Suppose $H$ is a Hilbert Space. Let $M \subset H$ be a closed linear subspace that is not reduced to $\{0\}$, $f \in H, f \not \in M^{\perp}$, prove that there exists a unique $u \in M$ such that \begin{equation*} u \in M, \|u\| = 1, (f,u) = \inf_{v \in M, \|v\| = 1}(f,v) \end{equation*}
Is there a version in a Banach space without inner product structure (we can assume $f \in H^*$)
On
First observe that $t(u) =(f,u)$ is continuous linear functional defined on $H.$ Then observe that $$\inf_{||v||=1 , v\in M} t(v) =\inf_{||v||\leq 1 , v\in M} t(v) . $$ Then observe that $(M , (,))$ is with the scalar product induced from $H$ is again a Hilbert space and hence reflexive with the unit ball $B=\{x\in M: ||x||\leq 1\}.$ But in the reflexive spaces the unit ball is compact in the weak topology and every linear continuous functional on reflexive space is weak continuous. So since $t$ is continuous function on compact set $B$ there is an $u\in B$ such that $t(u) =\inf_{v\in B} t(v).$ But since $t$ is linear therefore must $||u||=1.$
There are counter-examples, that is, there are continuous linear functionals on Banach spaces such that the supremum in the definition of the norm of a functional is not attained.

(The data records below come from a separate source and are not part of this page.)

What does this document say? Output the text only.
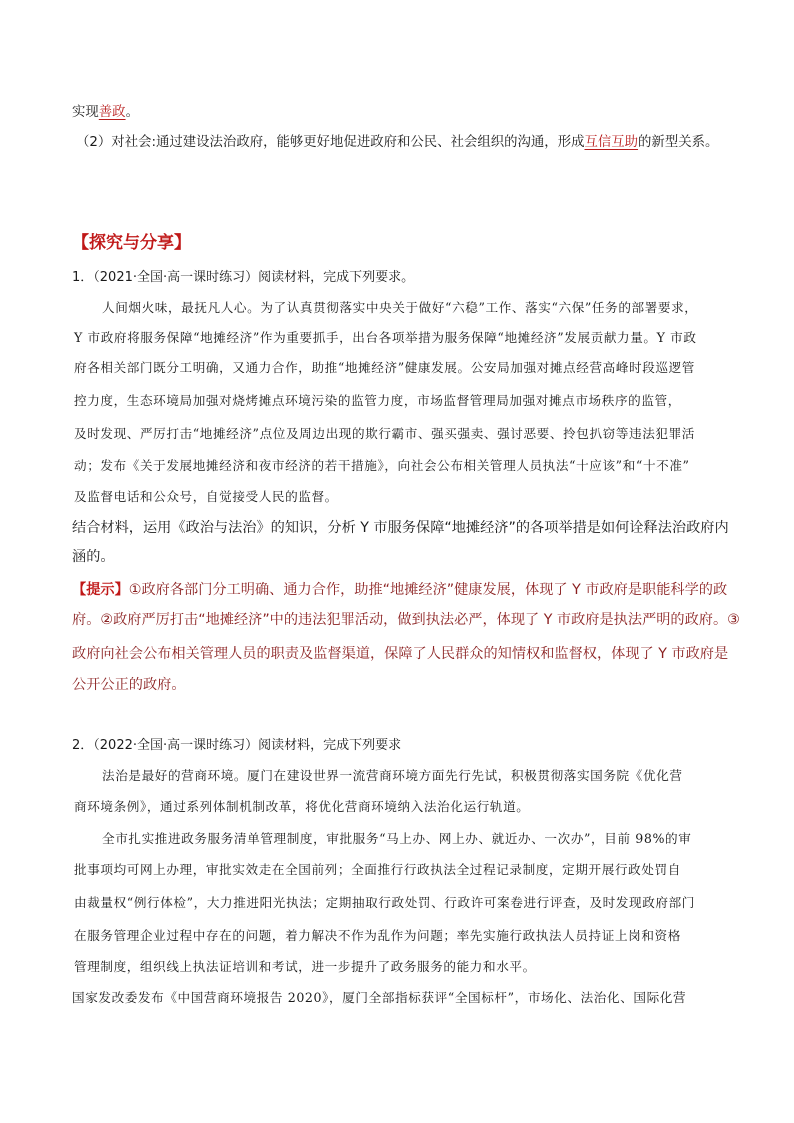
实现善政。
（2）对社会:通过建设法治政府，能够更好地促进政府和公民、社会组织的沟通，形成互信互助的新型关系。
【探究与分享】
1．（2021·全国·高一课时练习）阅读材料，完成下列要求。
人间烟火味，最抚凡人心。为了认真贯彻落实中央关于做好“六稳”工作、落实“六保”任务的部署要求，
Y 市政府将服务保障“地摊经济”作为重要抓手，出台各项举措为服务保障“地摊经济”发展贡献力量。Y 市政
府各相关部门既分工明确，又通力合作，助推“地摊经济”健康发展。公安局加强对摊点经营高峰时段巡逻管
控力度，生态环境局加强对烧烤摊点环境污染的监管力度，市场监督管理局加强对摊点市场秩序的监管，
及时发现、严厉打击“地摊经济”点位及周边出现的欺行霸市、强买强卖、强讨恶要、拎包扒窃等违法犯罪活
动；发布《关于发展地摊经济和夜市经济的若干措施》，向社会公布相关管理人员执法“十应该”和“十不准”
及监督电话和公众号，自觉接受人民的监督。
结合材料，运用《政治与法治》的知识，分析 Y 市服务保障“地摊经济”的各项举措是如何诠释法治政府内
涵的。
【提示】①政府各部门分工明确、通力合作，助推“地摊经济”健康发展，体现了 Y 市政府是职能科学的政
府。②政府严厉打击“地摊经济”中的违法犯罪活动，做到执法必严，体现了 Y 市政府是执法严明的政府。③
政府向社会公布相关管理人员的职责及监督渠道，保障了人民群众的知情权和监督权，体现了 Y 市政府是
公开公正的政府。
2．（2022·全国·高一课时练习）阅读材料，完成下列要求
法治是最好的营商环境。厦门在建设世界一流营商环境方面先行先试，积极贯彻落实国务院《优化营
商环境条例》，通过系列体制机制改革，将优化营商环境纳入法治化运行轨道。
全市扎实推进政务服务清单管理制度，审批服务“马上办、网上办、就近办、一次办”，目前 98%的审
批事项均可网上办理，审批实效走在全国前列；全面推行行政执法全过程记录制度，定期开展行政处罚自
由裁量权“例行体检”，大力推进阳光执法；定期抽取行政处罚、行政许可案卷进行评查，及时发现政府部门
在服务管理企业过程中存在的问题，着力解决不作为乱作为问题；率先实施行政执法人员持证上岗和资格
管理制度，组织线上执法证培训和考试，进一步提升了政务服务的能力和水平。
国家发改委发布《中国营商环境报告 2020》，厦门全部指标获评“全国标杆”，市场化、法治化、国际化营
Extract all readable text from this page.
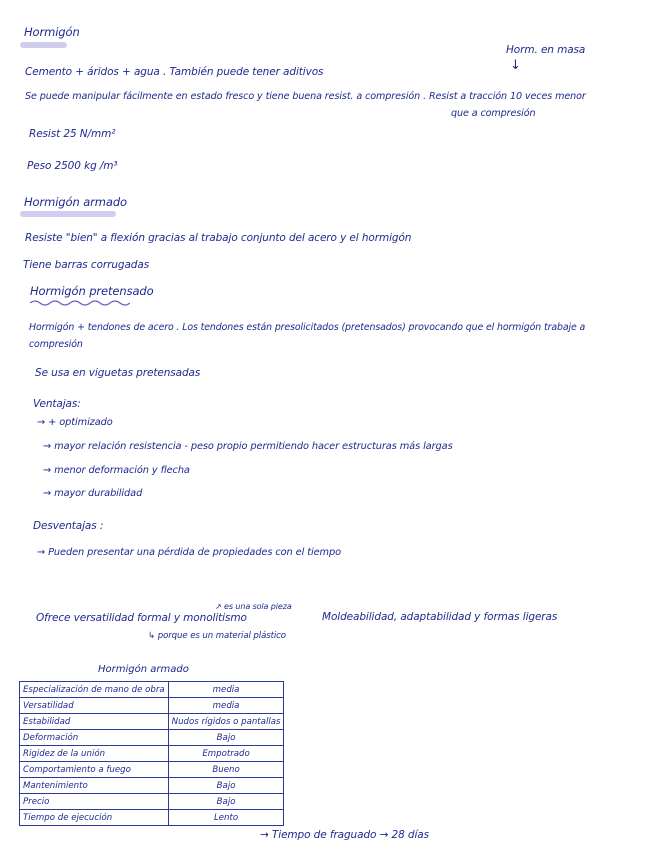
Hormigón
Horm. en masa
↓
Cemento + áridos + agua . También puede tener aditivos
Se puede manipular fácilmente en estado fresco y tiene buena resist. a compresión . Resist a tracción 10 veces menor
que a compresión
Resist 25 N/mm²
Peso 2500 kg /m³
Hormigón armado
Resiste "bien" a flexión gracias al trabajo conjunto del acero y el hormigón
Tiene barras corrugadas
Hormigón pretensado
Hormigón + tendones de acero . Los tendones están presolicitados (pretensados) provocando que el hormigón trabaje a
compresión
Se usa en viguetas pretensadas
Ventajas:
→ + optimizado
→ mayor relación resistencia - peso propio permitiendo hacer estructuras más largas
→ menor deformación y flecha
→ mayor durabilidad
Desventajas :
→ Pueden presentar una pérdida de propiedades con el tiempo
Ofrece versatilidad formal y monolitismo
↗ es una sola pieza
↳ porque es un material plástico
Moldeabilidad, adaptabilidad y formas ligeras
Hormigón armado
Especialización de mano de obra	media
Versatilidad	media
Estabilidad	Nudos rígidos o pantallas
Deformación	Bajo
Rigidez de la unión	Empotrado
Comportamiento a fuego	Bueno
Mantenimiento	Bajo
Precio	Bajo
Tiempo de ejecución	Lento
→ Tiempo de fraguado → 28 días
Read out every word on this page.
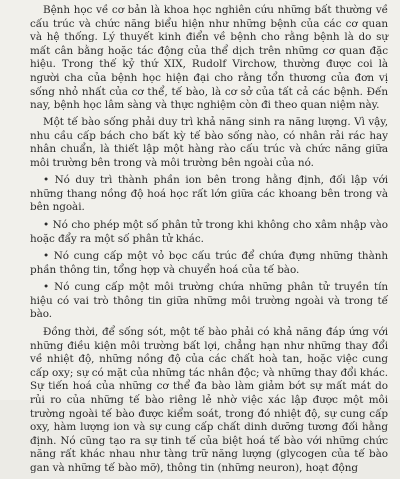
Bệnh học về cơ bản là khoa học nghiên cứu những bất thường về cấu trúc và chức năng biểu hiện như những bệnh của các cơ quan và hệ thống. Lý thuyết kinh điển về bệnh cho rằng bệnh là do sự mất cân bằng hoặc tác động của thể dịch trên những cơ quan đặc hiệu. Trong thế kỷ thứ XIX, Rudolf Virchow, thường được coi là người cha của bệnh học hiện đại cho rằng tổn thương của đơn vị sống nhỏ nhất của cơ thể, tế bào, là cơ sở của tất cả các bệnh. Đến nay, bệnh học lâm sàng và thực nghiệm còn đi theo quan niệm này.

Một tế bào sống phải duy trì khả năng sinh ra năng lượng. Vì vậy, nhu cầu cấp bách cho bất kỳ tế bào sống nào, có nhân rải rác hay nhân chuẩn, là thiết lập một hàng rào cấu trúc và chức năng giữa môi trường bên trong và môi trường bên ngoài của nó.

• Nó duy trì thành phần ion bên trong hằng định, đối lập với những thang nồng độ hoá học rất lớn giữa các khoang bên trong và bên ngoài.

• Nó cho phép một số phân tử trong khi không cho xâm nhập vào hoặc đẩy ra một số phân tử khác.

• Nó cung cấp một vỏ bọc cấu trúc để chứa đựng những thành phần thông tin, tổng hợp và chuyển hoá của tế bào.

• Nó cung cấp một môi trường chứa những phân tử truyền tín hiệu có vai trò thông tin giữa những môi trường ngoài và trong tế bào.

Đồng thời, để sống sót, một tế bào phải có khả năng đáp ứng với những điều kiện môi trường bất lợi, chẳng hạn như những thay đổi về nhiệt độ, những nồng độ của các chất hoà tan, hoặc việc cung cấp oxy; sự có mặt của những tác nhân độc; và những thay đổi khác. Sự tiến hoá của những cơ thể đa bào làm giảm bớt sự mất mát do rủi ro của những tế bào riêng lẻ nhờ việc xác lập được một môi trường ngoài tế bào được kiểm soát, trong đó nhiệt độ, sự cung cấp oxy, hàm lượng ion và sự cung cấp chất dinh dưỡng tương đối hằng định. Nó cũng tạo ra sự tinh tế của biệt hoá tế bào với những chức năng rất khác nhau như tàng trữ năng lượng (glycogen của tế bào gan và những tế bào mỡ), thông tin (những neuron), hoạt động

For example, on the Banach space $c_0$, consider the linear functional $$ f(x) = \sum_{i=1}^\infty 2^{-i}x_i. $$ It is not hard to show that $\Vert f\Vert=1$, but there is no $x$ in $c_0$ such that $\Vert x\Vert=1$, and $|f(x)|=1$. The missing $x$ wants to be $(1,1,1,\ldots)$ but of course it cannot.
The result you are looking for holds for reflexive Banach spaces (see MotylaNogaTomkaMazu's answer) and in fact, only for reflexive spaces. This is the content of James' Theorem [1] which says that if every continuous linear functional on $E$ attains its norm, then $E$ is reflexive.
After James' Theorem appeared, the notion of subreflexivity was proposed to refer to Banach spaces such that the set of norm-attaining linear functionals is dense in the dual. However Bishop and Phelps [2] proved that every Banach space is subreflexive so the term subreflexive fell from grace!
[1] James, Robert C., "Reflexivity and the supremum of linear functionals", Ann. of Math., 66 (1957), 159–169.
[2] Bishop, Errett and Phelps, R. R., "A proof that every Banach space is subreflexive", Bulletin of the American Mathematical Society, 67 (1961), 97–98.